Dopo l’esito non sempre convincente degli ultimi tre album, in cui erano apparsi imprigionati in una formula musicale tanto gradevole quanto ormai “di maniera”, gli Stereolab tornano a inventare nuovi suoni e armonie con "Sound-Dust", l’album che corona un decennio di carriera nel segno della sperimentazione su pop, rock ed elettronica. Il nuovo disco della band di Tim Gane suona assai meno ripetitivo dei precedenti e nel complesso più oscuro e decadente, anche grazie all'apporto di un mago del suono come Jim O'Rourke e di John McEntire dei Tortoise. "Per questo anniversario ci siamo regalati un'altra esplorazione - ha raccontato Gane -. Volevamo provare tutti i tipi di suono, essere più sofisticati. L'intuizione del momento ci ha portati verso una musica melodica, soffice, impressionista". Un ritrovato stato di grazia confermato anche dalle brillanti performance live della band britannica nella recente tournée italiana.

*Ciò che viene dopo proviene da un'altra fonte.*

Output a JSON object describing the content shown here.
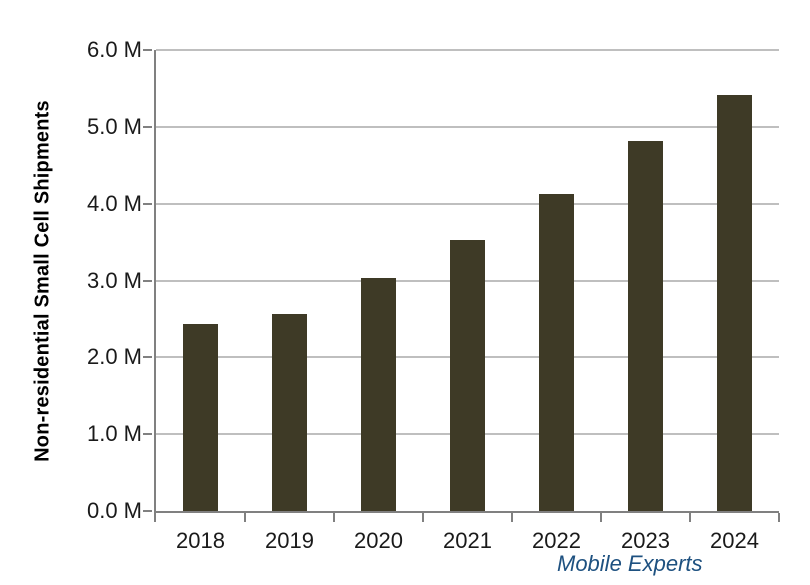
{
  "chart_data": {
    "type": "bar",
    "title": "",
    "xlabel": "",
    "ylabel": "Non-residential Small Cell Shipments",
    "categories": [
      "2018",
      "2019",
      "2020",
      "2021",
      "2022",
      "2023",
      "2024"
    ],
    "values": [
      2.43,
      2.56,
      3.03,
      3.53,
      4.12,
      4.82,
      5.42
    ],
    "ylim": [
      0,
      6
    ],
    "ytick_interval": 1.0,
    "ytick_labels": [
      "0.0 M",
      "1.0 M",
      "2.0 M",
      "3.0 M",
      "4.0 M",
      "5.0 M",
      "6.0 M"
    ],
    "grid": true,
    "legend": false,
    "colors": {
      "bar": "#3e3a26",
      "gridline": "#bfbfbf",
      "axis": "#808080",
      "tick_label": "#1a1a1a",
      "y_title": "#000000",
      "source": "#1e5180"
    },
    "source_label": "Mobile Experts"
  }
}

Il nuovo clima si percepisce fin dall’inizio, con la tesa e austera overture di “Black Ants In Sound Dust”, partitura minimalista e interamente strumentale. La cantilena suadente di Laetitia Sadier riaffiora a partire dalla seconda traccia, “Spacemoth”, con una sorta di marcia funebre condotta al suono di trombe e una tenue melodia, sorrette da percussioni ossessive e variazioni di stile in pura tecnica minimalista. “Captain Easychord” si snoda attorno a una sonata di piano, alla chitarra “slide” di Jim O’Rourke e a cori celestiali con intrecci vocali alla Enya. Il ritmo si fa più serrato in “The Black Arts”, sostenuta da un battito dance e da un variopinto tappeto di tastiere.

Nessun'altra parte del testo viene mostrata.